If you read the literature of adult education, you'll find a lot of theoretical writing on this subject and quite a few studies. One of the best-known experts in this area is a scholar named Jack Mezirow, who started studying this area in the 1970s. Mezirow came up with a set of phases that people go through when they experience transformation, and those steps are:
? Experiencing a disorienting dilemma
? Critical assessment of assumptions
? Recognizing that others have gone through a similar process
? Exploring options
? Formulating a plan of action
Now, as you can see here, transformation is something that is usually triggered by a problem, and very often, transformative experiences are painful to go through. After identifying their problem or challenge, people seem to enter a phase where they reflect critically on this--this is typically a problem that you've never experienced before, so it takes a lot of thinking and talking to others to work through. During the thinking phase, people may find that they can no longer keep their old ways of thinking and being--they are compelled to change.

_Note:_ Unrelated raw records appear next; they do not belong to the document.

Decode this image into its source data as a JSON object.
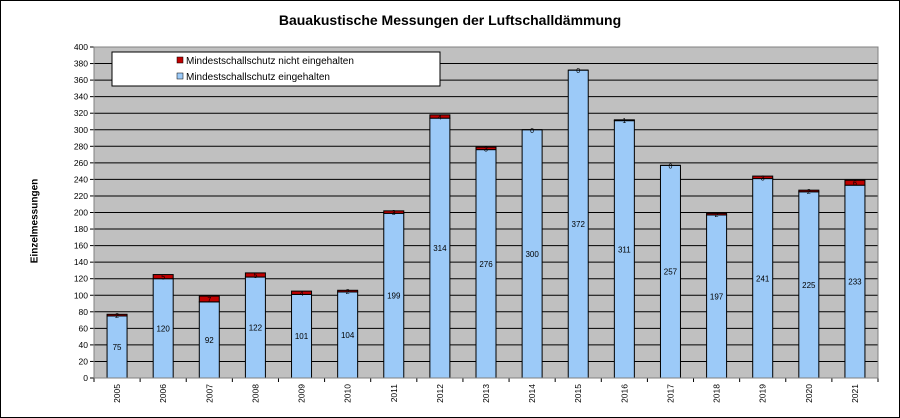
{
  "chart_data": {
    "type": "bar",
    "stacked": true,
    "title": "Bauakustische Messungen der Luftschalldämmung",
    "ylabel": "Einzelmessungen",
    "xlabel": "",
    "ylim": [
      0,
      400
    ],
    "ytick_step": 20,
    "grid": true,
    "legend_position": "top-left",
    "categories": [
      "2005",
      "2006",
      "2007",
      "2008",
      "2009",
      "2010",
      "2011",
      "2012",
      "2013",
      "2014",
      "2015",
      "2016",
      "2017",
      "2018",
      "2019",
      "2020",
      "2021"
    ],
    "series": [
      {
        "name": "Mindestschallschutz eingehalten",
        "color": "#9ccaf8",
        "values": [
          75,
          120,
          92,
          122,
          101,
          104,
          199,
          314,
          276,
          300,
          372,
          311,
          257,
          197,
          241,
          225,
          233
        ],
        "labels": [
          "75",
          "120",
          "92",
          "122",
          "101",
          "104",
          "199",
          "314",
          "276",
          "300",
          "372",
          "311",
          "257",
          "197",
          "241",
          "225",
          "233"
        ]
      },
      {
        "name": "Mindestschallschutz nicht eingehalten",
        "color": "#c00000",
        "values": [
          2,
          5,
          7,
          5,
          4,
          2,
          3,
          4,
          3,
          0,
          0,
          1,
          0,
          2,
          3,
          2,
          6
        ],
        "labels": [
          "2",
          "5",
          "7",
          "5",
          "4",
          "2",
          "3",
          "4",
          "3",
          "0",
          "0",
          "1",
          "0",
          "2",
          "3",
          "2",
          "6"
        ]
      }
    ],
    "legend": [
      {
        "label": "Mindestschallschutz nicht eingehalten",
        "color": "#c00000"
      },
      {
        "label": "Mindestschallschutz eingehalten",
        "color": "#9ccaf8"
      }
    ],
    "plot_background": "#c0c0c0"
  }
}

Finally, there is an action phase where people decide to do something. This could mean that you have to break off certain relationships that don't fit your beliefs anymore; it could mean that you decide to make a career change--action can take many forms. Also, the process itself may take a long time. You could reflect on something for years before you are ready to accept new beliefs and act on them.
So clearly, transformative learning is not "little" learning, and this is one of the problems that people have with this whole theory. For example, what if you go back to school and get a degree--have you transformed yourself? This is a tough question, and the answer won't be the same for everybody. What Mezirow says is that learning "can consist of a change in one of our beliefs or attitudes" (Merriam & Caffarella, 1999, p. 320); this is what he calls a "meaning scheme."
But this isn't transformational learning in Mezirow's opinion. It's only when we change our entire perspective on something (our meaning perspective) that we really transform. So for example, if you said, "Well, I met someone from another country and now I think totally differently about that culture," for Mezirow this wouldn't really be considered a moment of transformative learning. Mezirow would say that you'd have to engage in all the phases of transformation first--but this encounter with this person could lead you to start questioning your assumptions about a lot of things and that could, in turn, eventually lead to transformation.